Wheeler Machinery Company’s business is all about providing high levels of service to their heavy equipment customers. Its managers need timely access to information in order to make critical decisions quickly. The business intelligence (BI) software used to provide this information accesses vast quantities of data. It then “slices and dices” it in ways that allow Wheeler’s managers to spot important issues that demand attention. These BI processes can consume considerable disk I/O bandwidth and processor resources.

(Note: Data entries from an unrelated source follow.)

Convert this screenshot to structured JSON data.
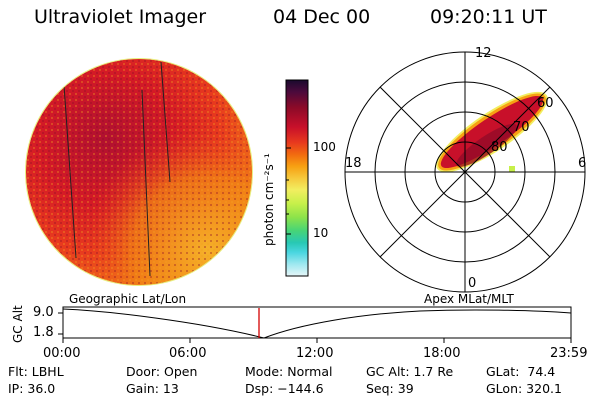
{
  "header": {
    "instrument": "Ultraviolet Imager",
    "date": "04 Dec 00",
    "time": "09:20:11 UT"
  },
  "colorbar": {
    "unit_label": "photon cm⁻²s⁻¹",
    "ticks": [
      "100",
      "10"
    ],
    "colors": [
      "#1a0a2e",
      "#4b0a3c",
      "#8c0a28",
      "#c8102a",
      "#e83a1e",
      "#f26b10",
      "#f7a012",
      "#f6c83c",
      "#f2ee60",
      "#c7f04a",
      "#8de34a",
      "#46d478",
      "#28c8b4",
      "#4ad6e0",
      "#9fe8f0",
      "#e6f6f8"
    ]
  },
  "polar": {
    "clock_labels": {
      "top": "12",
      "left": "18",
      "right": "6",
      "bottom": "0"
    },
    "lat_labels": [
      "60",
      "70",
      "80"
    ]
  },
  "timeline": {
    "left_title": "Geographic Lat/Lon",
    "right_title": "Apex  MLat/MLT",
    "axis_label": "GC Alt",
    "y_top": "9.0",
    "y_bottom": "1.8",
    "x_ticks": [
      "00:00",
      "06:00",
      "12:00",
      "18:00",
      "23:59"
    ],
    "marker_time": "09:20"
  },
  "footer": {
    "col1": [
      "Flt: LBHL",
      "IP: 36.0"
    ],
    "col2": [
      "Door: Open",
      "Gain: 13"
    ],
    "col3": [
      "Mode: Normal",
      "Dsp: −144.6"
    ],
    "col4": [
      "GC Alt: 1.7 Re",
      "Seq: 39"
    ],
    "col5": [
      "GLat:  74.4",
      "GLon: 320.1"
    ]
  }
}
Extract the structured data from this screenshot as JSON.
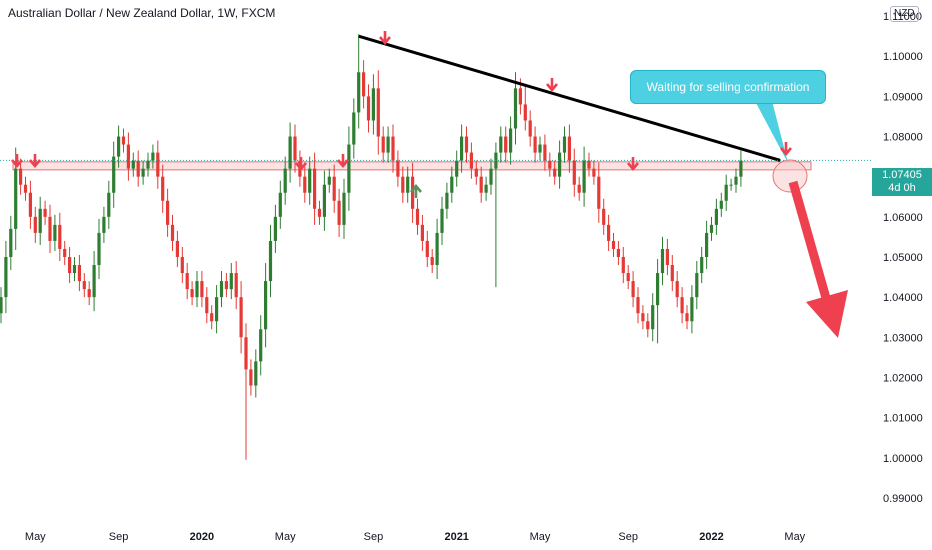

As a result of their data-intensive nature, when BI applications run on production systems, they can impair the performance of other business applications.Traditionally, these applications were run on a separate server, against nightly or weekly snapshots of production data. But this approach forced managers to work with data that was not current. Wheeler needed a way to remove the BI workload from production systems while also providing managers with access to up-to-the-minute data.

Because of the ongoing replication interruptions, they experienced some situations that started to cause the business to lose confidence with the data and processes. There were numerous occasions when replication would fail just before midnight and the EDW build process would never start. As a result, key metrics and critical scorecards the company have come to depend on through all levels of the organization would not get distributed.

The other issue they encountered was with the data itself. When recovering from a replication outage there were times when the restart point was slightly off, causing issues such as gaps in the data which would only come to light when their users complained. As a result, they started questioning the overall validity of the data.

One of the requirements was that the technology architecture NOT change. Their business processes were in place and tested and as long as the real-time data was correct, the architecture was exactly as they wanted.